Inferring Dynamic Physical Properties from Video Foundation Models
Zhan, Guanqi, Ma, Xianzheng, Xie, Weidi, Zisserman, Andrew
We study the task of predicting dynamic physical properties from videos. More specifically, we consider physical properties that require temporal information to be inferred: elasticity of a bouncing object, viscosity of a flowing liquid, and dynamic friction of an object sliding on a surface.

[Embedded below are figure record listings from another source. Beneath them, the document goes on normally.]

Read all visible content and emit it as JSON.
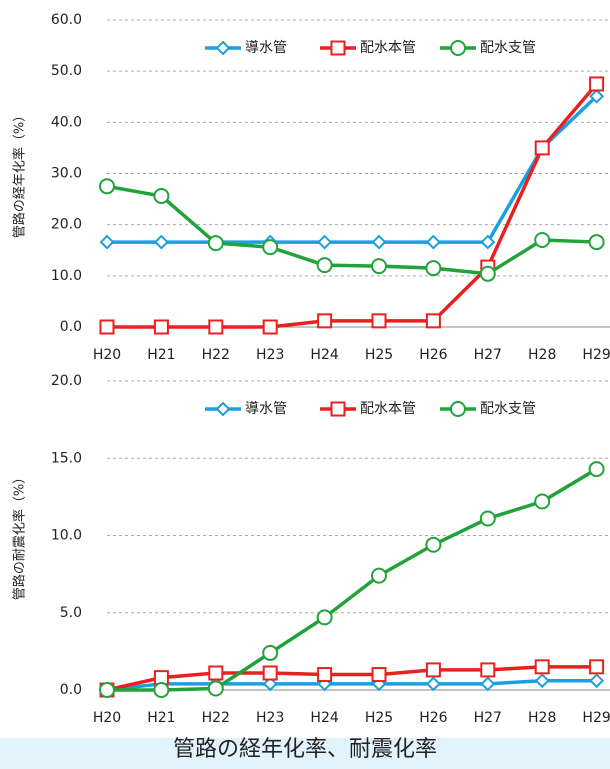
{
  "chart_data": [
    {
      "type": "line",
      "ylabel": "管路の経年化率（%）",
      "categories": [
        "H20",
        "H21",
        "H22",
        "H23",
        "H24",
        "H25",
        "H26",
        "H27",
        "H28",
        "H29"
      ],
      "ylim": [
        0,
        60
      ],
      "yticks": [
        {
          "value": 0,
          "label": "0.0"
        },
        {
          "value": 10,
          "label": "10.0"
        },
        {
          "value": 20,
          "label": "20.0"
        },
        {
          "value": 30,
          "label": "30.0"
        },
        {
          "value": 40,
          "label": "40.0"
        },
        {
          "value": 50,
          "label": "50.0"
        },
        {
          "value": 60,
          "label": "60.0"
        }
      ],
      "grid": true,
      "legend": "top",
      "series": [
        {
          "name": "導水管",
          "color": "#1a9fe0",
          "marker": "diamond",
          "values": [
            16.6,
            16.6,
            16.6,
            16.6,
            16.6,
            16.6,
            16.6,
            16.6,
            35.0,
            45.1
          ]
        },
        {
          "name": "配水本管",
          "color": "#e8201f",
          "marker": "square",
          "values": [
            0,
            0,
            0,
            0,
            1.2,
            1.2,
            1.2,
            11.7,
            35.0,
            47.5
          ]
        },
        {
          "name": "配水支管",
          "color": "#22a33a",
          "marker": "circle",
          "values": [
            27.5,
            25.6,
            16.4,
            15.6,
            12.1,
            11.9,
            11.5,
            10.4,
            17.0,
            16.6
          ]
        }
      ]
    },
    {
      "type": "line",
      "ylabel": "管路の耐震化率（%）",
      "categories": [
        "H20",
        "H21",
        "H22",
        "H23",
        "H24",
        "H25",
        "H26",
        "H27",
        "H28",
        "H29"
      ],
      "ylim": [
        0,
        20
      ],
      "yticks": [
        {
          "value": 0,
          "label": "0.0"
        },
        {
          "value": 5,
          "label": "5.0"
        },
        {
          "value": 10,
          "label": "10.0"
        },
        {
          "value": 15,
          "label": "15.0"
        },
        {
          "value": 20,
          "label": "20.0"
        }
      ],
      "grid": true,
      "legend": "top",
      "series": [
        {
          "name": "導水管",
          "color": "#1a9fe0",
          "marker": "diamond",
          "values": [
            0,
            0.4,
            0.4,
            0.4,
            0.4,
            0.4,
            0.4,
            0.4,
            0.6,
            0.6
          ]
        },
        {
          "name": "配水本管",
          "color": "#e8201f",
          "marker": "square",
          "values": [
            0,
            0.8,
            1.1,
            1.1,
            1.0,
            1.0,
            1.3,
            1.3,
            1.5,
            1.5
          ]
        },
        {
          "name": "配水支管",
          "color": "#22a33a",
          "marker": "circle",
          "values": [
            0,
            0,
            0.1,
            2.4,
            4.7,
            7.4,
            9.4,
            11.1,
            12.2,
            14.3
          ]
        }
      ]
    }
  ],
  "caption": "管路の経年化率、耐震化率"
}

To this end, we make the following contributions: (i) We collect a new video dataset for each physical property, consisting of synthetic training and testing splits, as well as a real split for real world evaluation. (ii) We explore three ways to infer the physical property from videos: (a) an oracle method where we supply the visual cues that intrinsically reflect the property using classical computer vision techniques; (b) a simple read out mechanism using a visual prompt and trainable prompt vector for cross-attention on pre-trained video generative and self-supervised models; and (c) prompt strategies for Multi-modal Large Language Models (MLLMs). (iii) We show that video foundation models trained in a generative or self-supervised manner achieve a similar performance, though behind that of the oracle, and MLLMs are currently inferior to the other models, though their performance can be improved through suitable prompting.